Stigma means a mark or sign of shame, disgrace or disapproval, of being shunned or rejected by others.
It happens when people are embarrassed or unwilling to talk openly about their condition because they perceive it to be different or weird. Some degree of stigma is usually associated with mental illness. For centuries mental illness has been seen as shameful dangerous, unpleasant, embarrassing, weak, incurable – something to be hidden away.
The stigma surrounding mental illness is so strong that it places a wall of silence, ignorance and fear around this issue. These attitudes have caused untold misery. It is damaging not only to the person with the illness, but also to their families, their friends and the community.
Stigma towards people with mental illness has detrimental effects on their ability to obtain services, their recovery, the type of treatment and support their receive, as well as their acceptance in the workplace. Is it surprising that less than one-third of sufferers ever seek treatment?
Medical science has made incredible progress over the last century in helping us to understand, treat and eliminate the causes of many diseases including mental illnesses.
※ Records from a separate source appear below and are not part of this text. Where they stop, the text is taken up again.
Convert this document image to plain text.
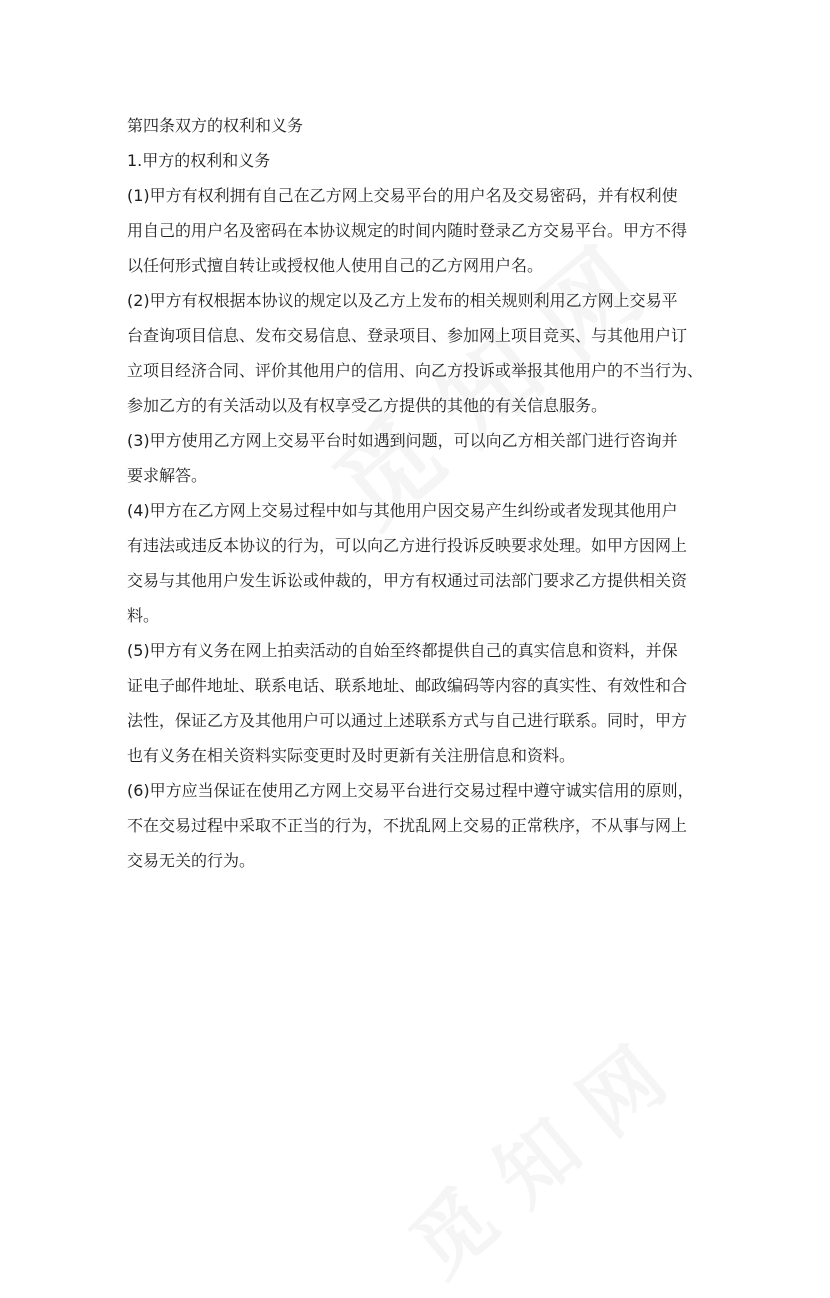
第四条双方的权利和义务

1.甲方的权利和义务

(1)甲方有权利拥有自己在乙方网上交易平台的用户名及交易密码，并有权利使

用自己的用户名及密码在本协议规定的时间内随时登录乙方交易平台。甲方不得

以任何形式擅自转让或授权他人使用自己的乙方网用户名。

(2)甲方有权根据本协议的规定以及乙方上发布的相关规则利用乙方网上交易平

台查询项目信息、发布交易信息、登录项目、参加网上项目竞买、与其他用户订

立项目经济合同、评价其他用户的信用、向乙方投诉或举报其他用户的不当行为、

参加乙方的有关活动以及有权享受乙方提供的其他的有关信息服务。

(3)甲方使用乙方网上交易平台时如遇到问题，可以向乙方相关部门进行咨询并

要求解答。

(4)甲方在乙方网上交易过程中如与其他用户因交易产生纠纷或者发现其他用户

有违法或违反本协议的行为，可以向乙方进行投诉反映要求处理。如甲方因网上

交易与其他用户发生诉讼或仲裁的，甲方有权通过司法部门要求乙方提供相关资

料。

(5)甲方有义务在网上拍卖活动的自始至终都提供自己的真实信息和资料，并保

证电子邮件地址、联系电话、联系地址、邮政编码等内容的真实性、有效性和合

法性，保证乙方及其他用户可以通过上述联系方式与自己进行联系。同时，甲方

也有义务在相关资料实际变更时及时更新有关注册信息和资料。

(6)甲方应当保证在使用乙方网上交易平台进行交易过程中遵守诚实信用的原则，

不在交易过程中采取不正当的行为，不扰乱网上交易的正常秩序，不从事与网上

交易无关的行为。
However, even at the leading brain research centers, no one fully understands how the brain works or why it malfunctions. Hence, fear of the unknown is a factor.
It is sometimes easy to forget that our brain, like all of our other organs, is vulnerable to disease. People with mental illnesses often exhibit many types of behaviors such as extreme sadness and irritability, and in more severe cases, they may also suffer from hallucinations and total withdrawal. The symptoms of their physical disorder are behavioral dysfunction. Instead of receiving compassion and acceptance, people with mental illnesses may experience hostility, discrimination, and stigma.
In his 1999 breakthrough report, Surgeon General Dr. David Satcher noted, “There is likely no simple or single panacea to eliminate the stigma associated with mental illness. Stigma was expected to abate with increased knowledge of mental illness, but just the opposite occurred: stigma in some ways intensified over the past 40 years even though understanding improved”.
So why is stigma so strong despite better public understanding of mental illness and brain disorders. The report finds the answer appears to be fear of violence: people with mental illness are perceived to be more violent than in the past. Are people with mental illnesses truly more violent? In fact, there is very little risk of violence or harm to a stranger from casual contact with an individual who has a mental disorder.
The report notes, “Because most people should have little reason to fear violence from those with mental illness, even in its most severe forms, why is fear of violence so entrenched? Most speculations focus on media coverage and deinstitutionalization. One series of surveys found that selective media reporting reinforced the public’s stereotypes linking violence and mental illness and encouraged people to distance themselves from those with mental disorders”.
The media also offers our best hope for eradicating stigma because of its power to educate and influence public opinion. Recommended approaches to stigma reduction involve programs of advocacy, public education, and contact with persons with mental illness through schools and other organizations. MIRA offers programs for schools, organizations and businesses to discuss these issues with individuals who have been successfully treated for mental illnesses. Please check out our Awareness section for more information on these programs.
It is MIRA’s fundamental mission to erase the stigma of mental illness through awareness, understanding and research.